Only in 2009 could social networking site Facebook interfere with a trial. Right now, Baltimore mayor Sheila Dixon is being convicted of embezzlement. Defense lawyers say that Dixon used donated gift cards which were supposed to go to a local charity, on her and her family.
The trial has already had a rocky start with one juror possibly being charged by withholding a possible conflict of interest. In 2006 Shawana Tyler, entered a contest sponsored by the city for a shopping spree to fill a shopping cart up with as much food as you can in 2 minutes. Tyler thought the grocery store sponsored the contest and doesn’t remember seeing the mayor there. But photos from the event, archived by the Baltimore Times show the two standing next to each other, while Dixon gave a speech.
Now it’s the other jurors who are stirring up the mix. It seems that over a four day break for Thanksgiving, half of the jurors, which consists of 9 women and 3 men, friended each other on Facebook. However, Dixon’s lawyers say that’s an issue for appeals, since Judge Dennis M. Sweeny asked jurors to keep a low profile and to not communicate with each other outside of the jury room. However, there are no laws which state Facebook as a form of communication, although it clearly is.
The Baltimore times found comments written on some of the jurors walls and said in a recent article:
During the four-day break in deliberations for Thanksgiving, [juror No. 3, Shiron] Davis invited Juror No. 12, James Chaney, to her Edmondson Village apartment for Thanksgiving dinner. The Sunday before deliberations resumed, Juror No. 11, Elaine Pollack, wrote to Chaney, “Hi James! Ready for round……..oh I lost count! See you tomorrow!”

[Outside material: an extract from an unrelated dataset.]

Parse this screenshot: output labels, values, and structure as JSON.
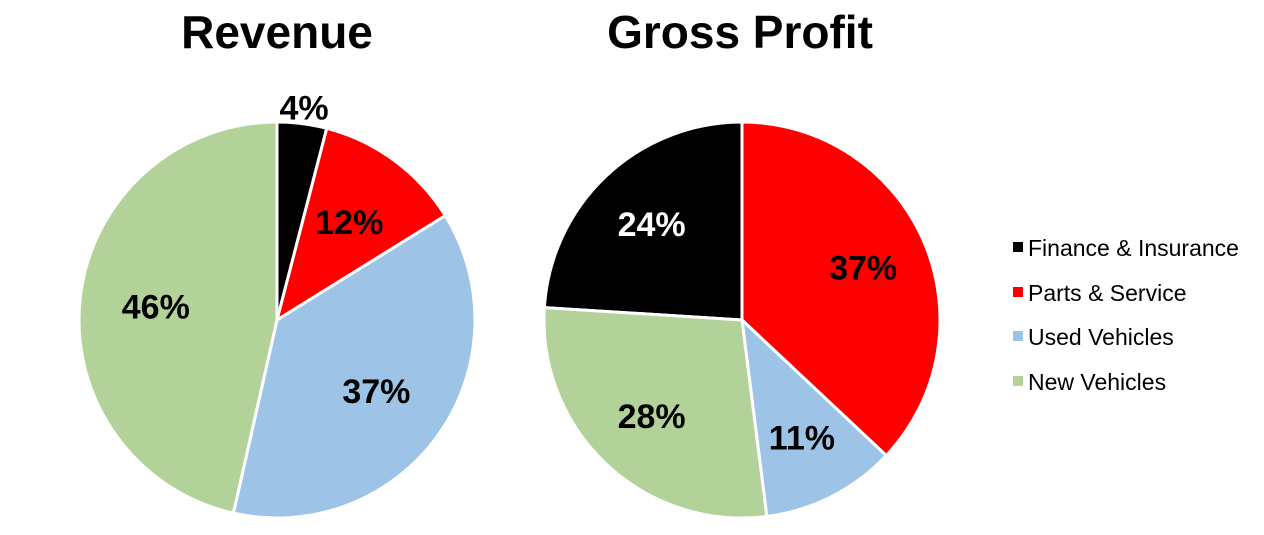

He replied: “Yeah it’s probably round 12 or 13 but im ready i guess. Hopefully it will be the last round.”
“Al,” a person not on the jury, added a comment to that online conversation that read: “Not guilty …” After the verdict, Davis wrote: “NO AL, GUILTY AS HELL…SORRY.”
Prosecutors in the case believe the statements are harmless, however the matter is fully being looked into. The trial has been placed on hold until the matter is fully investigated.